Antigen tests are a relatively new for Covid-19. They work by scanning for proteins that can be found on or inside a virus. The Food and Drug Administration has touted the tests as an important tool for combating the pandemic because they can be produced quickly, at relatively low costs, and test patients in a variety of settings.
3M and MIT’s testing device, which is in the early stages of development, would function “like a pregnancy test,” 3M senior technical manager Cathy Tarnowski told CNBC. It will be a paper-based point-of-care testing device, which will help reduce the cost, the company said.
If development goes well, Tarnowski said, 3M is looking to manufacture around 1 million per day, allowing for frequent and affordable diagnostic testing.
The device has received phase one approval from the National Institutes of Health’s Rapid Acceleration of Diagnostics Tech program, which comes with $500,000 in funding to accelerate development, Tarnowski said.
“We’re really looking forward to understanding whether we can create a low-cost, high-accuracy device to be able to detect the antigen,” she said. “Our focus right now really is understanding and demonstrating that we have a device that has the accuracy that we’re looking for.”
3M has been partnered for years with the MIT team, which is led by Hadley Sikes, associate professor in the department of chemical engineering, Tarnowski said. Seeing the testing shortage amid the pandemic, the partnership pivoted to develop an effective diagnostic test.
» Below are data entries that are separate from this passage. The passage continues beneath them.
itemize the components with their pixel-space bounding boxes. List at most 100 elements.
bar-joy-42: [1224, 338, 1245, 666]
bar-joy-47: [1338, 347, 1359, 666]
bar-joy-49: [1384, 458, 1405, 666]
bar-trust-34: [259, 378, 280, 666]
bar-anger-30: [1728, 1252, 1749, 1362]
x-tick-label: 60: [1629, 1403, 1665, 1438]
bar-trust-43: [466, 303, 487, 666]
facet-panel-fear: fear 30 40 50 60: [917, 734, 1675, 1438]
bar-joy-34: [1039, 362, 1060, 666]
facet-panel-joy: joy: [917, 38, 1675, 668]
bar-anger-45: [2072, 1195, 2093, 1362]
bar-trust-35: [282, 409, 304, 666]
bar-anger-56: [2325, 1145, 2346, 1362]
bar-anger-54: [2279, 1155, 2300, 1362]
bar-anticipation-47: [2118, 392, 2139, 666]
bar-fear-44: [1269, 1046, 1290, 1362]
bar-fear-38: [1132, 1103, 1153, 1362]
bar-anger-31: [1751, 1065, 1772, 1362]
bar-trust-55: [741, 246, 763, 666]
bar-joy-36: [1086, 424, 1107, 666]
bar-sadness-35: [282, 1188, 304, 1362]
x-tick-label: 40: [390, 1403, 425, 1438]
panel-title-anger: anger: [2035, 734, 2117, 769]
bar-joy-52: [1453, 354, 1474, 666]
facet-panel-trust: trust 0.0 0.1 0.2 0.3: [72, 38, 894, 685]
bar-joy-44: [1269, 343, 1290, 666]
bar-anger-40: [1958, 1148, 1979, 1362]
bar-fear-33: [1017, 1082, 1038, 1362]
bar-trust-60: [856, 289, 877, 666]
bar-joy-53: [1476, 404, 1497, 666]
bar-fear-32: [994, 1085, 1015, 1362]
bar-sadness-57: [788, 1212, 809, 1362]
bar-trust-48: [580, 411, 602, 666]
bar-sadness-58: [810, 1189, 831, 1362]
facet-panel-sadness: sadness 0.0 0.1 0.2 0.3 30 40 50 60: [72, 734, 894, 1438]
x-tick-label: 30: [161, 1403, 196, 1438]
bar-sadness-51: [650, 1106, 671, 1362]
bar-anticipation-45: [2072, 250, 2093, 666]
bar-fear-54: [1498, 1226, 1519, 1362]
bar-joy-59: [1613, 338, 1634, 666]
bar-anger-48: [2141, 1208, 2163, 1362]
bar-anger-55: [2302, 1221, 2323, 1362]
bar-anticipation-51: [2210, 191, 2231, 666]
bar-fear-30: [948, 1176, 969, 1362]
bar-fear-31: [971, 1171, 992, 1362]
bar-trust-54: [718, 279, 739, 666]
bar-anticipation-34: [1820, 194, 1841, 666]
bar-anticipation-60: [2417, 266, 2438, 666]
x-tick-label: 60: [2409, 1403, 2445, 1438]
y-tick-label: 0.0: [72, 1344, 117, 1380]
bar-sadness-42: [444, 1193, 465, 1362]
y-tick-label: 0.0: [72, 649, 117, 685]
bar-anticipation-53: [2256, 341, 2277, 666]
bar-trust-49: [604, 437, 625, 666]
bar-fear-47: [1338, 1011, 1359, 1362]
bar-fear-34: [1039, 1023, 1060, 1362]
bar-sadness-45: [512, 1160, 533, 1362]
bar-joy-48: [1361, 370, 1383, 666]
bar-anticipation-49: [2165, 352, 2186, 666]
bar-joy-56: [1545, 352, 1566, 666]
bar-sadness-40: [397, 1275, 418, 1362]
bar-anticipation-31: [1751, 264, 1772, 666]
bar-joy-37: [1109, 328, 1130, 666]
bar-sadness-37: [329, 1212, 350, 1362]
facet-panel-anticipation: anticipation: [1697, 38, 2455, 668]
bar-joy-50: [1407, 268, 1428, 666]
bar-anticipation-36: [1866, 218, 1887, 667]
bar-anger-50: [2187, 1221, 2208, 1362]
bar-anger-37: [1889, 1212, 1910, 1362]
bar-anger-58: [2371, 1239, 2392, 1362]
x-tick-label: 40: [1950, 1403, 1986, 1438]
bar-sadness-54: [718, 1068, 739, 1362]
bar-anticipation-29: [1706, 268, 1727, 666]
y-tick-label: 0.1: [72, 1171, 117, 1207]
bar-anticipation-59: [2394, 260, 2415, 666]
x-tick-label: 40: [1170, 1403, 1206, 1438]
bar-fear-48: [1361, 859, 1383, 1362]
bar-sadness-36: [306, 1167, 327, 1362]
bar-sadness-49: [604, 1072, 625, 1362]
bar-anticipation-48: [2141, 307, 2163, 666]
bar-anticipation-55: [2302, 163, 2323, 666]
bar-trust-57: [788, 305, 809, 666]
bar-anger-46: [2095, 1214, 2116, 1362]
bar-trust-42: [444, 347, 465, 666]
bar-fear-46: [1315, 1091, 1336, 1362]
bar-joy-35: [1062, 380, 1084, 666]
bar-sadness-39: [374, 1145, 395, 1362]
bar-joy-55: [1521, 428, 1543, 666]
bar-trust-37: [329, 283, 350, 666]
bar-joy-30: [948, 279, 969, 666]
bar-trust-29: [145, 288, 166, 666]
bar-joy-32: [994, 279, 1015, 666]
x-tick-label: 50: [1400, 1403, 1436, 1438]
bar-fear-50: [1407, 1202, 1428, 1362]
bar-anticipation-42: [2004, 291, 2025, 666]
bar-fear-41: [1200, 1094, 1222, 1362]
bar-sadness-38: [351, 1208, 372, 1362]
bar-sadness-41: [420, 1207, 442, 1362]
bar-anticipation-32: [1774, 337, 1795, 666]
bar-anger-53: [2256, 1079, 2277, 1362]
The partnership will help to ramp up manufacturing of the testing devices if and when they prove effective and receive FDA authorization, Sikes told CNBC. The newly announced partnership with NIH provides some financial as well as technical support, she added, and the NIH program helps to coordinate national research efforts to eliminate redundancies.
“One of the problems that we’re having is that the RNA tests that are there, people take them, but they typically take them only once,” Sikes said. “But if you’re able to do more tests and take more time points, then you have a better chance of getting the right answer.”
A major emphasis will be making the test accessible to the general public, she said, which means making it affordable and manufacturing enough that they can be widely distributed to rural and as well as urban communities across the country.
While so-called PCR diagnostic tests are typically the most accurate kind of screening that detects current Covid-19 infections, antigen tests can be processed much more rapidly, according to the FDA. However, the agency says antigen tests are typically less sensitive than PCR tests, which means they can result in false negatives that misdiagnose someone who actually has an active infection.
The FDA has authorized two antigen tests since May 8. The first one granted an emergency use authorization is produced by Quidel and the second, which was authorized for emergency use last week, is produced by Becton Dickinson. Becton Dickinson said its test can be administered at the point of care and produce results within 15 minutes.
“The biggest challenge in the outbreak is identifying who is infectious,” Sikes said. “Trying to figure out who is infectious and having them isolate. That’s really what we need.”